Burgun connects game shame to a cluster of specific bad practices:

  • Cutscenes that interrupt gameplay to deliver cinematic story content.
  • “On rails” design (Half-Life 2’s lauded illusion of freedom as a corridor): praised for simulating agency while actually eliminating it.
  • Story-justified grinding: dull repetitive mechanics excused because the narrative frame makes the fantasy compelling.
  • Excessive length: the expectation that games must be 40–80 hours, justified by content volume rather than depth of decision-making.
  • Quicksave/load: exists primarily because stories require players to succeed and progress, which conflicts with the game needing to allow meaningful failure.

In practice

The concept is less a design technique than a diagnostic frame. Designers and critics can ask:

  • Is this design decision being made for design reasons, or for legitimacy reasons? A story element that serves the mechanics (thematic framing that makes rules easier to learn and remember, as Burgun allows for) is different from a story element that exists to make the game seem more like a film.
  • Am I building a game, a story, or a simulator? If the answer is unclear, the risk is building a hybrid that serves none of its aims well.
  • Am I treating “game” as a sufficient genre of its own? Or am I assuming the mechanical content must be supplemented with cinematic/narrative legitimacy to justify the player’s time?

This connects to second-order-design: designing rule-spaces rather than scripted experiences is, in part, a rejection of game shame — an insistence that a well-designed system is interesting in itself without requiring a thematic wrapper.

Evidence

Burgun (Ch. 3): “This is why we try to make our games look like movies — because movies aren’t inherently stupid! This is why we have a movement called art games — because art isn’t inherently stupid! This is why we focus on technology. This is why we focus on immersion … None of those things are inherently stupid, but games are.”

On the fifth generation: “The major innovation of the late 1990s was to make games look and sound like movies … the goal clearly was to emulate cinema. In no game was this more obvious than in Konami’s 1998 hit, Metal Gear Solid … I refer to this condition as game shame.”

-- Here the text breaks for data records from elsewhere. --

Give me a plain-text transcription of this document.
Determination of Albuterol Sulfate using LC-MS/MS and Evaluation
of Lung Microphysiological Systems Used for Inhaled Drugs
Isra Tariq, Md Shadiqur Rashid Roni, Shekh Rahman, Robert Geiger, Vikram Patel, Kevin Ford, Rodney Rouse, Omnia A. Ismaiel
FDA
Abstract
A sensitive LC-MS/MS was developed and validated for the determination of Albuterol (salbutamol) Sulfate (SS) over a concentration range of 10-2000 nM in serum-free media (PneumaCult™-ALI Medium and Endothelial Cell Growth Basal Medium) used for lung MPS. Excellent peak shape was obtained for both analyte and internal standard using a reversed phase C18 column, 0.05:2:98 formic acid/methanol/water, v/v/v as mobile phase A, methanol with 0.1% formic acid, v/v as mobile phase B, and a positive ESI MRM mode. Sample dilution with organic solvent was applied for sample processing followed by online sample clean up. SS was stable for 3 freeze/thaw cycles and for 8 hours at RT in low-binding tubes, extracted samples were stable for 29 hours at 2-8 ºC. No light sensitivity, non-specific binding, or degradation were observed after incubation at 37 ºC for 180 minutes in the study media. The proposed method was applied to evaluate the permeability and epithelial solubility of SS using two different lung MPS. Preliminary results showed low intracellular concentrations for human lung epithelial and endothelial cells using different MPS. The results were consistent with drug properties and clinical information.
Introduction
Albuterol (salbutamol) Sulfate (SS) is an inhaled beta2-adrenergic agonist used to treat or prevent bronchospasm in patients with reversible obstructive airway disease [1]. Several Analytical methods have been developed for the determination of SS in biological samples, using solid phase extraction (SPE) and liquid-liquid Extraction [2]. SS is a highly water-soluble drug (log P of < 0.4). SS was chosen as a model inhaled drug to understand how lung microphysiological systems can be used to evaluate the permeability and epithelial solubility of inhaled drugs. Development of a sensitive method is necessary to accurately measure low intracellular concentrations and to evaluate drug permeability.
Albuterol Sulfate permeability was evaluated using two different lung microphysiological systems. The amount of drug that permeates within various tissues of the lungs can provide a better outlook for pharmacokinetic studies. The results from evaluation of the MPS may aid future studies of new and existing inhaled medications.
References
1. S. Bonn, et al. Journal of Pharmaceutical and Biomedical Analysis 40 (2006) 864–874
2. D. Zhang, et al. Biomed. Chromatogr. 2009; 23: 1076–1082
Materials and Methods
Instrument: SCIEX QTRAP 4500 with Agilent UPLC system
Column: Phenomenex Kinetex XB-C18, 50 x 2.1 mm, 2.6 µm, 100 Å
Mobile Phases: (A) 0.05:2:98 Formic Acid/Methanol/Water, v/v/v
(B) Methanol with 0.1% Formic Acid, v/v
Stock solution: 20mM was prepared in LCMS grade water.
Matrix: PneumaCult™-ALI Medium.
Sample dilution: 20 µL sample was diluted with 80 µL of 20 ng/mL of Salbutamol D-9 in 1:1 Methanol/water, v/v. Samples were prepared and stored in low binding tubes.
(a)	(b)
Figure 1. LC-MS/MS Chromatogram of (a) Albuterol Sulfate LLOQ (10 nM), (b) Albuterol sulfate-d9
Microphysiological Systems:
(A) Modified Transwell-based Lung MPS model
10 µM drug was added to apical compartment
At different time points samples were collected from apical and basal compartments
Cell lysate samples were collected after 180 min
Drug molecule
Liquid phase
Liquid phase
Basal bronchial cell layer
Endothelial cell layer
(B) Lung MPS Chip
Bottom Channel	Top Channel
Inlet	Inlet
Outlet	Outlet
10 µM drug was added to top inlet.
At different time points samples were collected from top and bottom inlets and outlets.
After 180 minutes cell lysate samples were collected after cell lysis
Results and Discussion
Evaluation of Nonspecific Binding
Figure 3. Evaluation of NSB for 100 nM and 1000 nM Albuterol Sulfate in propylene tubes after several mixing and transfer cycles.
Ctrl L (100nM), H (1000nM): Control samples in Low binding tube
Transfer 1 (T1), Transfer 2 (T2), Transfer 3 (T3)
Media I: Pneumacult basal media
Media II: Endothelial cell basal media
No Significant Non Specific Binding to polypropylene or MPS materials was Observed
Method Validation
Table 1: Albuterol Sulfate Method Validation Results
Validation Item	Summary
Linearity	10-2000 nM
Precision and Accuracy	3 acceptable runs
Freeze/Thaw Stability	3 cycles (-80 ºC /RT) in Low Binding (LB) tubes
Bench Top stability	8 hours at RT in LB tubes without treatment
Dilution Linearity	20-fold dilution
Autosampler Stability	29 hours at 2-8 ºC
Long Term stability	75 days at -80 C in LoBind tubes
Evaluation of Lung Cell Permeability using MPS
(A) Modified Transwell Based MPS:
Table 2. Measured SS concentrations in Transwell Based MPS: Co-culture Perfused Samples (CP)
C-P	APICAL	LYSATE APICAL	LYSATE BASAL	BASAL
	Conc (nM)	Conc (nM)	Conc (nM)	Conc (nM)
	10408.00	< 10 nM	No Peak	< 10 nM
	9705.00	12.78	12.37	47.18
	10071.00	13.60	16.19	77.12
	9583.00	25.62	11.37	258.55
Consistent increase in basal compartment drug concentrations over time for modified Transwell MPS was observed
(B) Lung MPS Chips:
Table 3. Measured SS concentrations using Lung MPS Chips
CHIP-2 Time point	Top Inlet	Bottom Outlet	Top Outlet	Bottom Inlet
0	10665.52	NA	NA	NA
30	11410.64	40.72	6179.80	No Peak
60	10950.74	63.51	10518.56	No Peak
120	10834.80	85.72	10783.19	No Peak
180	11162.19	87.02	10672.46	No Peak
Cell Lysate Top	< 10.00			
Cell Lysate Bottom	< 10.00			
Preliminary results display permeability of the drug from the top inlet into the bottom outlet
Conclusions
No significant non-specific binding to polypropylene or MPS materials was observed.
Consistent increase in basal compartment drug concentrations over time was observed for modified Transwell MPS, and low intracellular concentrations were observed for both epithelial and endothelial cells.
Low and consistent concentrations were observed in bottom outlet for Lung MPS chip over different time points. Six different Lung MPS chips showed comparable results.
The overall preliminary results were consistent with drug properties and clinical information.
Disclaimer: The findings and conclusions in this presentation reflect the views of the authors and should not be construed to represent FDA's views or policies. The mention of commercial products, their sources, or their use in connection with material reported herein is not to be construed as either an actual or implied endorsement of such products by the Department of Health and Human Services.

On sport games and simulation: “I also attribute [Madden’s popularity] to game shame — people simply don’t respect games as an acceptable way to spend their time, and so the more a game looks like something else (even TV), the more acceptable it is.”

Implications

  • The concept offers a cultural explanation for why the industry has repeatedly de-prioritised mechanical depth in favour of production values, narrative, and technology.
  • It is a useful diagnostic for students and practitioners: when a design decision is being defended by an appeal to what the player “expects,” ask whether that expectation is grounded in design logic or in game shame.
  • Arguably, the indie game movement and the designer board game renaissance are both responses to game shame from the opposite direction — returning to mechanics-first design without the legitimacy anxiety.
  • Tension: Burgun’s own position could be called “mechanics shame” — the anxiety that games are only legitimate if they are elegantly mechanical. His critique of story-heavy games may itself reflect a kind of inverse snobbery. The relationship between mechanics and narrative in games is genuinely contested (compare mda-framework, narrative-design).

Open questions

  • Is game shame universal, or primarily a phenomenon of Western, Anglophone game culture? Japan’s RPG tradition, which Burgun partly criticises, seems to operate under different legitimacy norms.
  • Has the cultural status of games changed substantially since 2012 (Burgun’s publication date)? The growth of e-sports, the critical success of games like The Last of Us, and the broader acceptance of games as cultural objects suggest the landscape has shifted.
  • Does the critique of cinematic games hold for environmental-storytelling approaches, which embed narrative in the game system rather than interrupting it with cutscenes?